All is Lost (2013) / Drama-Adventure

MPAA Rated: PG-13 for brief strong language
Running Time: 106 min.

Cast: Robert Redford
Director: J.C. Chandler
Screenplay: J.C. Chandler

Review published October 26, 2013

We never find out the name of Robert Redford's (Lions for Lambs, The Clearing) character in the course of this film, though I do think it might be a nifty notion to name him 'Al', just so we could have the title, Al is Lost (which might have made more sense, come to think of it).

There's not much of a story to All is Lost, as you pretty much get the whole movie summed up in one sentence: a man in a yacht on the Indian Ocean must fight for survival when an accident causes a sizable hole in the boat, which fills it with water.

I suppose there's more to the story in terms of developments, including the malfunctioning of the navigation and communication equipment, and massive storms that threaten the boat even more.  But to tell you more than this might ruin the entire film, as there are only a handful of other major events to this very simple story between the beginning of the film and when the credits roll.  What I can tell you is that we start near the end of the film, at the precise moment when Redford's character, referred to in the credits as "Our Man", feels that all is indeed lost.  From there, we flash back eight days to the beginning of his mishaps, and we see all of the events that take place to get us up to that point in his life.

All is Lost is rated PG-13 for the instance of one prominent vulgarity uttered by Our Man, and if you were someone struggling in the middle of a vast ocean with dwindling rations and one mishap after another, you'd likely use that word too, probably more than he does.  It's not the only line in the script for Redford, but there aren't many more, most occurring during the voiceover that starts the film.  I'd imagine that if you were to type them all out, you'd likely not fill up half a sheet of paper.

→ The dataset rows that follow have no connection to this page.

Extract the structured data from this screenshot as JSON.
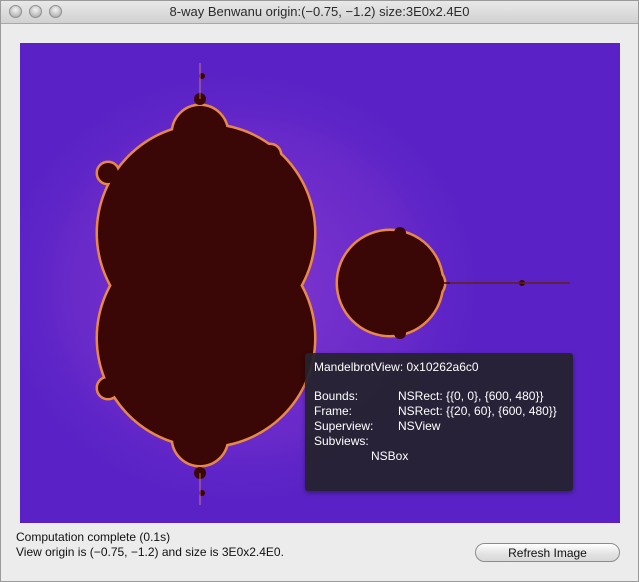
{
  "window": {
    "title": "8-way Benwanu origin:(−0.75, −1.2) size:3E0x2.4E0"
  },
  "tooltip": {
    "title": "MandelbrotView: 0x10262a6c0",
    "rows": [
      {
        "key": "Bounds:",
        "value": "NSRect: {{0, 0}, {600, 480}}"
      },
      {
        "key": "Frame:",
        "value": "NSRect: {{20, 60}, {600, 480}}"
      },
      {
        "key": "Superview:",
        "value": "NSView"
      },
      {
        "key": "Subviews:",
        "value": ""
      }
    ],
    "subview": "NSBox"
  },
  "status": {
    "line1": "Computation complete (0.1s)",
    "line2": "View origin is (−0.75, −1.2) and size is 3E0x2.4E0."
  },
  "buttons": {
    "refresh": "Refresh Image"
  },
  "colors": {
    "background": "#5a22c6",
    "set": "#3a0606",
    "glow": "#ff9a2e"
  }
}
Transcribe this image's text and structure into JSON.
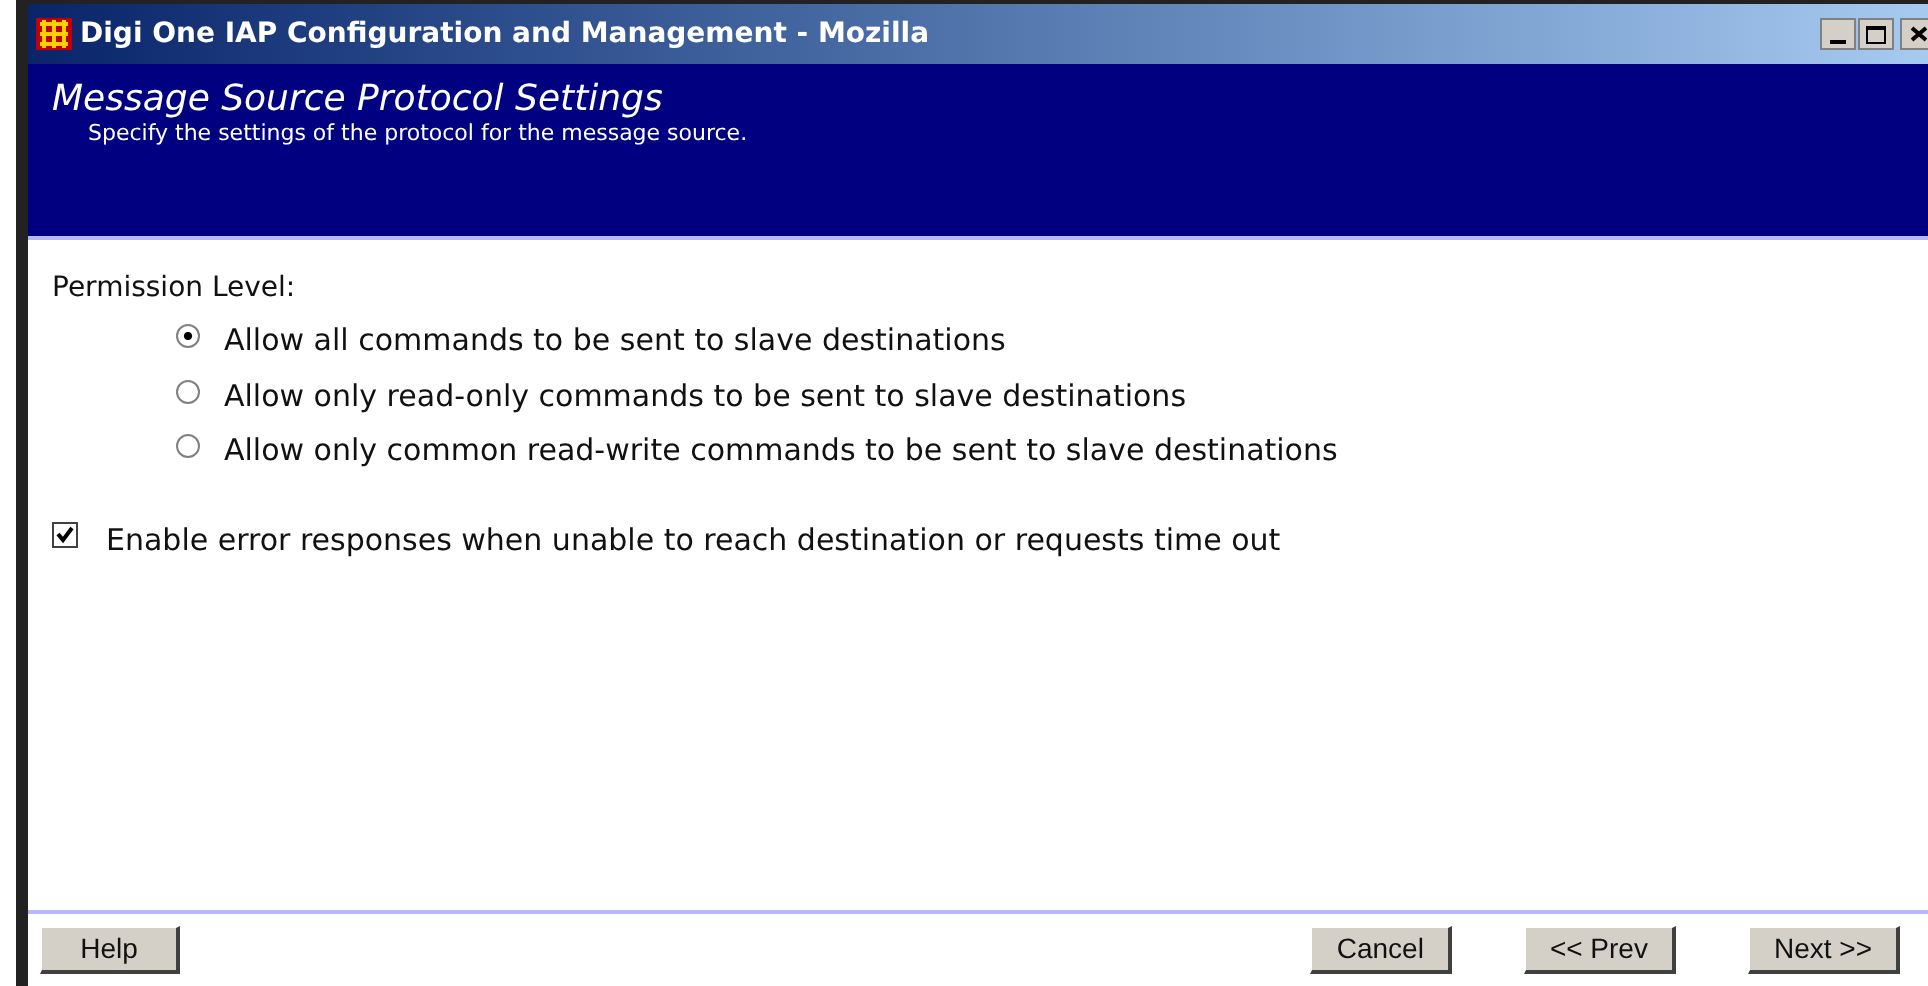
{
  "window": {
    "title": "Digi One IAP Configuration and Management - Mozilla"
  },
  "header": {
    "title": "Message Source Protocol Settings",
    "subtitle": "Specify the settings of the protocol for the message source."
  },
  "permission": {
    "label": "Permission Level:",
    "options": [
      {
        "label": "Allow all commands to be sent to slave destinations",
        "selected": true
      },
      {
        "label": "Allow only read-only commands to be sent to slave destinations",
        "selected": false
      },
      {
        "label": "Allow only common read-write commands to be sent to slave destinations",
        "selected": false
      }
    ]
  },
  "error_responses": {
    "label": "Enable error responses when unable to reach destination or requests time out",
    "checked": true
  },
  "buttons": [
    {
      "kind": "left",
      "label": "Help"
    },
    {
      "kind": "right",
      "label": "Cancel"
    },
    {
      "kind": "right",
      "label": "<< Prev"
    },
    {
      "kind": "right",
      "label": "Next >>"
    }
  ]
}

But the pleasure of All is Lost doesn't come through the dialogue anyway, as this is merely a tale of survival, or the attempt at survival (can't spoil it, you know), of one isolated man against a powerful ocean, everything that lies above, and everything that lies beneath.  It's clear from his voiceover that this is a man who has lived a life of certain regrets, though it is perhaps only now that he has little to do but reflect on his life that he realizes them, putting them all in one last-ditch effort to make one final statement to someone, anyone - and, hopefully, the important ones -- the ones he may have reason to apologize to.

All is Lost is a sparse, minimalist effort by writer-director J.C. Chandor (Margin Call) that features little more than well-edited scenes of nautical survival, and a pitch-perfect physical performance by Redford, handling some pretty impressive stunt work at the venerable age of 77.  It's not a film that will thrill everyone, as there isn't much of a story here except to see if Our Man lives or dies at the end, and even then, some will leave the theater, understandably, wishing it were more than that.  And if you're at all familiar with basic seamanship, some of the things Our Man does, or doesn't do, or didn't think to stock on his boat, may annoy you to the point of severe frustration.

This survival-at-sea drama is also in the unenviable position of having to compete in theaters against a much higher profile survival-in-space drama, Gravity, which has groundbreaking special effects (in 3D and IMAX formats, to boot), more thematic resonance, and even bigger critical acclaim.  Add to this the much more eventful survival-at-sea adventure of Captain Phillips, and this is one movie that will need more than a few flares to get your attention in the crowded high seas of cinema.

But if you're not one for a lot of noise and flashy, manufactured thrills, All is Lost is a no-muss, no-fuss adventure for those who prefer their adventure tales decidedly old school.  It's just bare necessities -- one man against the elements.  If that floats your boat, you'll find more to like than the 106 minutes you lose in this respectably well-told drama about the dangers of nature, and the fear, shared by many, of dying alone.